O veneno da irracionalidade política é muito pior do que qualquer vírus. Não há vacina iminente para matá-lo. As pessoas buscam trivialmente transformar pseudo-verdades em fatos, a fim de confirmarem infinitamente aquilo em que acreditam piamente.

As batalhas digitais nas redes sociais são claros sintomas dessa absurda e desarrazoada falta de lógica! Tribos inimigas se digladiam por seus pontos de vistas e achismos irracionais, alimentando a prevalência de emoções burras frente a verdade racional dos fatos. Tudo e todos que vão de encontro as suas certezas absolutas, completamente desprovidas de lógica em sua grande maioria, é usado como mais lenha para a fogueira dos ilusionismos transformados em razão, “ciência” e – falsos – moralismos.

Como em tudo há um lado positivo; esses espaços virtuais servem de refúgio inteligente – em alguns casos! – a quase totalidade da (des)notícia enviesada e parcial da grande mídia, política e comercialmente interessada, e penso eu, contribuem para ampliar o universo de brasileiros em seu envolvimento com a política nacional. Claro que eles são “carregados” pelas briguentas marés ideológicas, acirrando a nefasta e extrema polarização nacional.

Nesse país do faz de conta, está cada vez mais difícil acreditar na força das iluminadoras ideias e certezas da razão, da ciência e do humanismo “racional”. Enquanto que em nossas vidas diárias somos muito mais pragmáticos e racionais, fazendo escolhas e ponderando riscos e benefícios de diferentes alternativas de ação, na política, não arredamos o pé do fanatismo, e nos recusamos a nos envolver com o lógica racional das trocas, acreditando num suposto mundo moral superior.
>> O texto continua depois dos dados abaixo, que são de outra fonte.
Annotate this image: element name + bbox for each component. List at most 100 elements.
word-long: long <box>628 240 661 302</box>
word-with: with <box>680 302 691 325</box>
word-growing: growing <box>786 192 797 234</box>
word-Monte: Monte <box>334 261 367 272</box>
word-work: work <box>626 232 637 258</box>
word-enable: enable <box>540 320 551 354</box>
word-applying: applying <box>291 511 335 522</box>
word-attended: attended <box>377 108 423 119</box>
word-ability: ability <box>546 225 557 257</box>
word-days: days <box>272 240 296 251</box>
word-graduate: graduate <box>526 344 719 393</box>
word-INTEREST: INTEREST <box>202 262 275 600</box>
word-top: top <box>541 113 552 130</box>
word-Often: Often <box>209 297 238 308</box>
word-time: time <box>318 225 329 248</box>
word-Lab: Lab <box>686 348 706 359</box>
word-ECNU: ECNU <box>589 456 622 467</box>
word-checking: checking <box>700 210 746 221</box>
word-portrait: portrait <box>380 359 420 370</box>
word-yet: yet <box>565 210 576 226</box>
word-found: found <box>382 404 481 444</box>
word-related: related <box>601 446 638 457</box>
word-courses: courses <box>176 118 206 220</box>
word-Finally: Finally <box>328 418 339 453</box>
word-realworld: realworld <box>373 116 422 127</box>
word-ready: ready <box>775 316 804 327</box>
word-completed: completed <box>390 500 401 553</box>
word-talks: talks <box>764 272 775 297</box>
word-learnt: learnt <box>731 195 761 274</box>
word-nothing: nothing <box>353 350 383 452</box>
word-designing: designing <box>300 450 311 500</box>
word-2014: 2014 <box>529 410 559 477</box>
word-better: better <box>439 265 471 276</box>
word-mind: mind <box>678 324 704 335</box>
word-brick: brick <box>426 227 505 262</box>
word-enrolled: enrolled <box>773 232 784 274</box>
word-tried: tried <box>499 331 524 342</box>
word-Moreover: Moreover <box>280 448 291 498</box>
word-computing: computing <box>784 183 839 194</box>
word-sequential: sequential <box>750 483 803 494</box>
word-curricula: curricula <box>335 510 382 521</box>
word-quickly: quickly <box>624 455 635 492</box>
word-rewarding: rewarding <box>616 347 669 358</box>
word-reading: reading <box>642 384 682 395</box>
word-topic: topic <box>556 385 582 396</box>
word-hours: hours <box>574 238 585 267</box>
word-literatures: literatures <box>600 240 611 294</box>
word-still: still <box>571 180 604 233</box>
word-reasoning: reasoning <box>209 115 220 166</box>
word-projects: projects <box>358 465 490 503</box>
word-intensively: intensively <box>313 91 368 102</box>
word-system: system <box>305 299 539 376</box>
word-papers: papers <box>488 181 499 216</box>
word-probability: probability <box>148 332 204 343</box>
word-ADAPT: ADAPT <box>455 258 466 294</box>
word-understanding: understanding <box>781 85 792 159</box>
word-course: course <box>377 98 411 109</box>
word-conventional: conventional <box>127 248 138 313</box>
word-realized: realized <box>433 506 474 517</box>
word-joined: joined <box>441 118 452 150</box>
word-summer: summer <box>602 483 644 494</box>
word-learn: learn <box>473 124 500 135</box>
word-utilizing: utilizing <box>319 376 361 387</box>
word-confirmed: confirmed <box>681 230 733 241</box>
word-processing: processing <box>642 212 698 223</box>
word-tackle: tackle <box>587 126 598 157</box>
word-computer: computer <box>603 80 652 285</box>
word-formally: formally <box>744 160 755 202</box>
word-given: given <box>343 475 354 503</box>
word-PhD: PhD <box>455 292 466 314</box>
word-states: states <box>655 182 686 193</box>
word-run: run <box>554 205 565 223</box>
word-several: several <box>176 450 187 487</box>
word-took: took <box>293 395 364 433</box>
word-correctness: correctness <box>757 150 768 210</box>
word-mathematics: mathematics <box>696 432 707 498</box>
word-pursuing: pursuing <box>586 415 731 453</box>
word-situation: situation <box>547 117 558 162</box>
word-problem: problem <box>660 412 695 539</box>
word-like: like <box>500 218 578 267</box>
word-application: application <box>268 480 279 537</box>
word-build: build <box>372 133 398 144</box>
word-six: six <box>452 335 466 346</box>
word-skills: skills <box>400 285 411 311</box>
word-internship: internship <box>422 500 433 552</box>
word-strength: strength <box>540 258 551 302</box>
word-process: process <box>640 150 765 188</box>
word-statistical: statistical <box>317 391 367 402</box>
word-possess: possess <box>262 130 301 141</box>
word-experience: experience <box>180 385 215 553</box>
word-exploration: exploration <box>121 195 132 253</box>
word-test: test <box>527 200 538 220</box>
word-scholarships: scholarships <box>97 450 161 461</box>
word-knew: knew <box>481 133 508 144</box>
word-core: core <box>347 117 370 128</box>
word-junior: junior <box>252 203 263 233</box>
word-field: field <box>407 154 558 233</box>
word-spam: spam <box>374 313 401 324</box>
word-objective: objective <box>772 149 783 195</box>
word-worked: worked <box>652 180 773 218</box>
Somos moralistas, guiados por intuições sobre pureza e autoridade, e acreditamos em crenças sagradas a fim de expressar nossa identidade.
Para mudar esse cenário nacional desolador, a transformação deveria começar pelo indivíduo, por um pensar mais reflexivo e efetivamente racional, via uma melhor educação (não doutrinação!) e por meio de maiores experiências e oportunidades de vida.

Tristemente, acho que essa mudança – se possível – vai ficar para mais tarde: tempos de crise potencializaram a (i)lógica das diversas e sectárias tribos, de seus dogmas paroquiais e de suas pseudo-verdades!